Should be between MinimumSlabs and MaximumSlabs.

Should be multiple of (PAGE_SIZE/Size)

Constructor

Function pointer to initialize a newly allocated slab

Destructor

Function pointer to reuse a slab

CompletelyFreeSlabList

Linked list of completely free slabs.

InUseTree

AVL tree is used to maintain a good balance. This can be null for a cache which is of size < 1/8. For a cache with size > 1/8 it contains used page tree with at least one slab allocated. Virtual address is the key for the tree.

PartiallyFreeSlabList

List of partially free slabs which have some buffers free

 

Slab

Field

Description

List

Points to the next and prev slab

 

 

 

InUseSlabTree Page Header

Field

Description

ReferenceCount

Number of buffers allocated (in use).

AVLTree

Points to left/right nodes

 


Algorithm

Allocation

1.      If the “in-use slab list” is not empty, go to step 5

2.      If the “free slab list” is not empty, go to step 4

3.      Allocate one more memory pages from VM and fill slab metadata and put it in “free slab list”

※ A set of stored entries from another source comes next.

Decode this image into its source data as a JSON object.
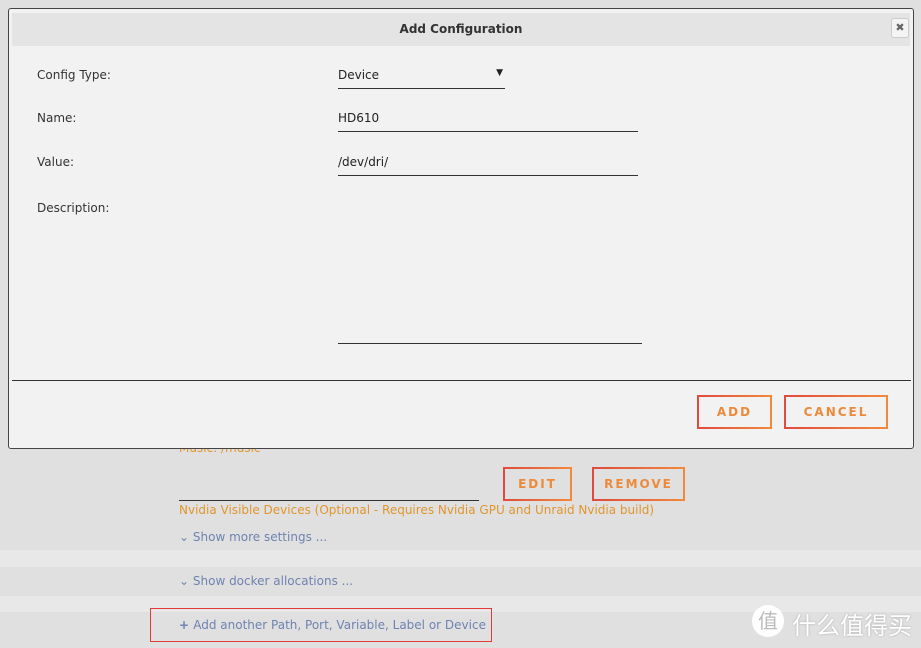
{
  "background": {
    "music_text": "Music: /music",
    "edit_label": "EDIT",
    "remove_label": "REMOVE",
    "nvidia_text": "Nvidia Visible Devices (Optional - Requires Nvidia GPU and Unraid Nvidia build)",
    "show_more": "Show more settings ...",
    "show_docker": "Show docker allocations ...",
    "add_another": "Add another Path, Port, Variable, Label or Device"
  },
  "modal": {
    "title": "Add Configuration",
    "close_icon": "close-icon",
    "fields": {
      "config_type_label": "Config Type:",
      "config_type_value": "Device",
      "name_label": "Name:",
      "name_value": "HD610",
      "value_label": "Value:",
      "value_value": "/dev/dri/",
      "description_label": "Description:",
      "description_value": ""
    },
    "add_label": "ADD",
    "cancel_label": "CANCEL"
  },
  "watermark": {
    "logo_char": "值",
    "text": "什么值得买"
  },
  "colors": {
    "accent_orange": "#ec8a3a",
    "link_blue": "#6f83b0",
    "highlight_red": "#e53935"
  }
}
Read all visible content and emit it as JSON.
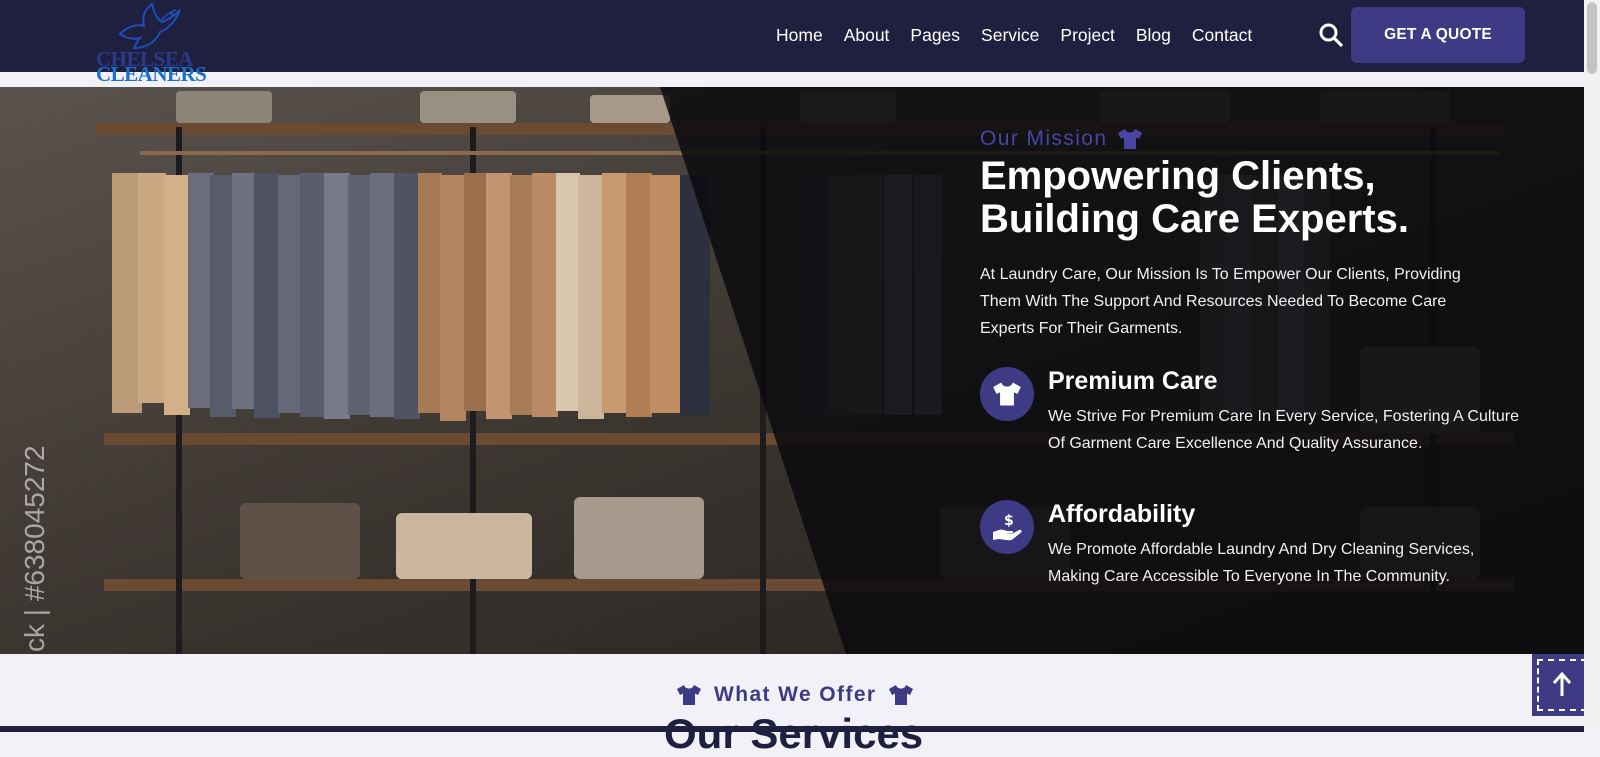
{
  "header": {
    "logo": {
      "line1": "CHELSEA",
      "line2": "CLEANERS",
      "icon": "dove-icon"
    },
    "nav": [
      "Home",
      "About",
      "Pages",
      "Service",
      "Project",
      "Blog",
      "Contact"
    ],
    "search_icon": "search-icon",
    "quote_label": "GET A QUOTE"
  },
  "hero": {
    "watermark": "ck | #638045272",
    "eyebrow": "Our Mission",
    "headline": [
      "Empowering Clients,",
      "Building Care Experts."
    ],
    "lead": "At Laundry Care, Our Mission Is To Empower Our Clients, Providing Them With The Support And Resources Needed To Become Care Experts For Their Garments.",
    "features": [
      {
        "icon": "tshirt-icon",
        "title": "Premium Care",
        "desc": "We Strive For Premium Care In Every Service, Fostering A Culture Of Garment Care Excellence And Quality Assurance."
      },
      {
        "icon": "hand-dollar-icon",
        "title": "Affordability",
        "desc": "We Promote Affordable Laundry And Dry Cleaning Services, Making Care Accessible To Everyone In The Community."
      }
    ]
  },
  "offer": {
    "eyebrow": "What We Offer",
    "title": "Our Services"
  },
  "scroll_top_icon": "arrow-up-icon",
  "colors": {
    "header_bg": "#1f2040",
    "accent": "#3e3a84",
    "eyebrow": "#4a45a5",
    "page_bg": "#f1f1f7"
  }
}
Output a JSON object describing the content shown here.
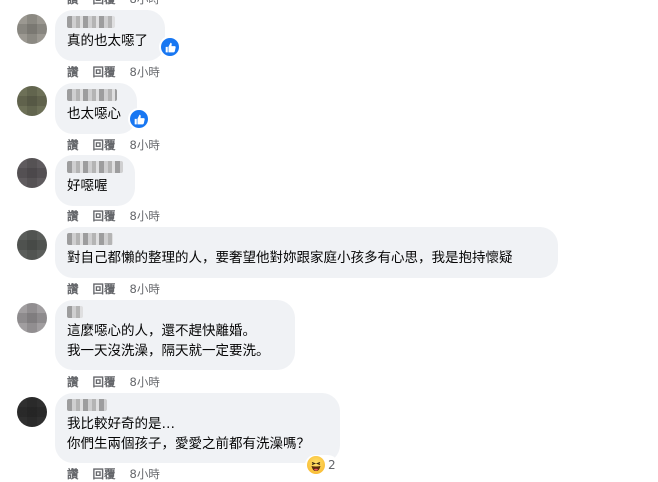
{
  "actions": {
    "like": "讚",
    "reply": "回覆"
  },
  "comments": [
    {
      "text": "真的也太噁了",
      "time": "8小時"
    },
    {
      "text": "也太噁心",
      "time": "8小時"
    },
    {
      "text": "好噁喔",
      "time": "8小時"
    },
    {
      "text": "對自己都懶的整理的人，要奢望他對妳跟家庭小孩多有心思，我是抱持懷疑",
      "time": "8小時"
    },
    {
      "lines": [
        "這麼噁心的人，還不趕快離婚。",
        "我一天沒洗澡，隔天就一定要洗。"
      ],
      "time": "8小時"
    },
    {
      "lines": [
        "我比較好奇的是…",
        "你們生兩個孩子，愛愛之前都有洗澡嗎？"
      ],
      "time": "8小時",
      "reaction_count": "2"
    }
  ],
  "colors": {
    "bubble": "#f0f2f5",
    "meta": "#65676b",
    "like_blue": "#1877f2"
  },
  "icons": {
    "like": "thumbs-up-icon",
    "haha": "haha-emoji-icon"
  }
}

4.      Remove one slab from the “free slab list” and add it to “in-use slab list” and “in-use slab tree”

5.      Get one free buffer from the head of the “in-use slab list”

6.      If the head of the “in-use slab list” has no free element, remove the slab from the “in-use slab list”.

 

Free

1.      Get the slab from the buffer address by searching the “in-use slab tree”

2.      If the slab is completely free, remove the slab from the “in-use slab tree” and put it in the “free slab list”

3.      If the slab is has only one free buffer, put the slab in the “in-use slab list”.

 


Usage

A subsystem to dynamically allocate memory can use either Heap or Cache. Cache can be used if a allocation of particular object (same size) is going happen frequently in the life cycle of the subsystem. Heap is better for the allocation where the size is variable.

Any subsystem that wants to use HEAP should link the HEAP library to itself. Initially a subsystem should call HeapCreate() to create a heap. After creation of heap it should call HeapAlloc() to allocate memory from that heap. To free memory back to the Heap call HeapFree()

Similarly a program should call CacheCreate() to create a cache and CacheAlloc() to allocate memory from the cache. At the end of the program call CacheFree() for each cache to release all allocated slabs in the cache. The call CacheDestroy() to destroy the cache

 

Implementation

Heap

HEAP consists of caches. An array of cache is created. These cache entries are in the increasing order of power of 2 sized.

HeapCreate will create 10 cache entries of sizes:

8, 16, 32, 128, 256, 512, 1024, 2048, 4096, 8192..

 

Cache


Reference

 

1) Buddy allocation - http://en.wikipedia.org/wiki/Buddy_memory_allocation

 

2) Slab Allocation - http://citeseer.ist.psu.edu/cache/papers/cs/8756/http:zSzzSzluthien.nuclecu.unam.mxzSz~miguelzSzbonwick.pdf/bonwick94slab.pdf

 

3) Hoard allocator - http://www.cs.umass.edu/%7Eemery/hoard/asplos2000.pdf



[1] External fragmentation is the phenomenon in which free storage becomes divided into many small pieces over time. The result is that, although free storage is available, it is effectively unusable because it is divided into pieces that are too small to satisfy the demands of the application.

 

[2] Internal fragmentation is the phenomenon in which free storage is allocated in large pieces and over time the free memory becomes unavailable. The result is that, although .free storage is available, it is effectively unusable because it exists within allocated memory which is unknown and unwanted to the user.